The report's recommendations are grouped into three categories and include the following recommendations:

Recommendations for HFS on Financing CGT and Other High-Cost Therapies include:

• Ensuring that cell and gene therapies (CGTs) and other high-cost drugs are considered "covered outpatient drugs" to entitle the state to rebates and discounts on their use.
• Evaluate the federal Cell and Gene Therapies (CGT) Access model and determine whether participation may improve access benefits and cost reductions.
• Exploring all discounting and rebating strategies to help mitigate any financial burdens that may come with coverage for these drugs and therapies.

Recommendations for HFS on Ensuring Equitable Access to CGT and Other High-Cost Therapies include:

• Consider stratifying managed care customers with Sickle cell disease and other rare disease as high-risk early in diagnosis to enable timely access to specialized care coordination.
• Development of disease-specific performance metrics for managed care organizations (MCOs) to monitor and enhance the quality-of-care coordination and ensure timely access to high quality care and support for those impacted by these diseases.
• Explore the use of financial and nonfinancial incentives and supports to encourage specialist availability and patient access for rural populations.

Additional Considerations that Can Impact Financing of and Access to CGTs include:

• Strive to promote improved access to care at the provider-level for patients with rare diseases seeking complex therapies by supporting the expansion of complex care coordination and health IT infrastructure.
• Consider evaluating available financial risk mitigation strategies, such as reinsurance, annuity models, and multi-payer risk pools, and monitor the implementation of financial risk mitigation strategies in other state Medicaid programs.
• Consider expanding HFS staff to include clinical and pharmaceutical experts and seek consulting support to implement the above recommendations, including to support enhanced tracking, reporting, and negotiations for CGTs and other high-cost drugs.
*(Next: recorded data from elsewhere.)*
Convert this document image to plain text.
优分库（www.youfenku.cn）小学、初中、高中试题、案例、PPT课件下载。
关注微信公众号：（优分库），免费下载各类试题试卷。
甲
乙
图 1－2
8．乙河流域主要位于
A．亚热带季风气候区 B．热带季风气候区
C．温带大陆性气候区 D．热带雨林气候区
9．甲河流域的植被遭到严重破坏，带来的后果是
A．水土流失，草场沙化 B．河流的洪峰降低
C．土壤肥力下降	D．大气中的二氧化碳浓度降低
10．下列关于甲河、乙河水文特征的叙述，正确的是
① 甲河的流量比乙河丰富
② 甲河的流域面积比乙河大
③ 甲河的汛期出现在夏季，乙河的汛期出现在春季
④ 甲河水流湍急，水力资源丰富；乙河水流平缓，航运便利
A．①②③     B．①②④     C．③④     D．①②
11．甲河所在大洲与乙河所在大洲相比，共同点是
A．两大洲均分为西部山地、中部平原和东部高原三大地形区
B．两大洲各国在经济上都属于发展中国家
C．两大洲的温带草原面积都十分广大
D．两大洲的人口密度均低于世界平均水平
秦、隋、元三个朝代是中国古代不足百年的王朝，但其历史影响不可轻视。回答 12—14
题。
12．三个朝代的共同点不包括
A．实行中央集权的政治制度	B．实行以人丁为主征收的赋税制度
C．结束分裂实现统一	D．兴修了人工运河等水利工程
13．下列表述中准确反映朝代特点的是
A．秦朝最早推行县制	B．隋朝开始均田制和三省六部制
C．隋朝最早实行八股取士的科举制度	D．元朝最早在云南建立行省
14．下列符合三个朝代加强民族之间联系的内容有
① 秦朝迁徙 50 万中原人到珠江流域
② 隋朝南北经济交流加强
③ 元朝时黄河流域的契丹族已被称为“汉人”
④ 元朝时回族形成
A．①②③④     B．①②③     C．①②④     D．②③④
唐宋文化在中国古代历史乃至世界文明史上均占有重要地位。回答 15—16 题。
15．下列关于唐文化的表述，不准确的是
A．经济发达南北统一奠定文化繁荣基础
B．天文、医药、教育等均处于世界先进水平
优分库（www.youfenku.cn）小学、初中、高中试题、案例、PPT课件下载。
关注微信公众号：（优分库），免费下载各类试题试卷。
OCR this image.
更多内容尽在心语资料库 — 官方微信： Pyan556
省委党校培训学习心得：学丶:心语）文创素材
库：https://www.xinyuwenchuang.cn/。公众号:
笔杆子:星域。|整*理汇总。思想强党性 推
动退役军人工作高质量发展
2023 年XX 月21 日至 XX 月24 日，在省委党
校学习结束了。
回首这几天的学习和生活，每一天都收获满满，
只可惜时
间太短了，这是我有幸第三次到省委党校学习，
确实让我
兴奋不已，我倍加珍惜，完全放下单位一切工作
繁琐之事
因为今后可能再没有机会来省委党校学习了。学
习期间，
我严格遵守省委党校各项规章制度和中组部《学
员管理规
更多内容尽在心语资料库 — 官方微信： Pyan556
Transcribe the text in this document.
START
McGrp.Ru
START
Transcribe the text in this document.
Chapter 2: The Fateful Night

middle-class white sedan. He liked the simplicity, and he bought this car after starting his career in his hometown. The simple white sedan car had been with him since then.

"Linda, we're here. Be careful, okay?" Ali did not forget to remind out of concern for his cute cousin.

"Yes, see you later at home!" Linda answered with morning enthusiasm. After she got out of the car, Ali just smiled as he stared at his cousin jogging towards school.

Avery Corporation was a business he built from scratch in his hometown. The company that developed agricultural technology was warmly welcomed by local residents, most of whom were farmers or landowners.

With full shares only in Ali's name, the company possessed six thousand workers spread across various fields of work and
Illinois also submitted a letter of intent to participate in a new Cell and Gene Therapy (CGT) Access Model that the federal Centers for Medicare & Medicaid Services (CMS) Innovation Center is launching. The initial phase of the federal CGT Access Model will focus on sickle cell disease. Federal CMS completed its negotiations of outcome-based agreements with both existing manufacturers of sickle cell disease CGTs in November. The agreements include details on up-front supplemental drug rebates and outcomes-based metricsfor any state that chooses to participate.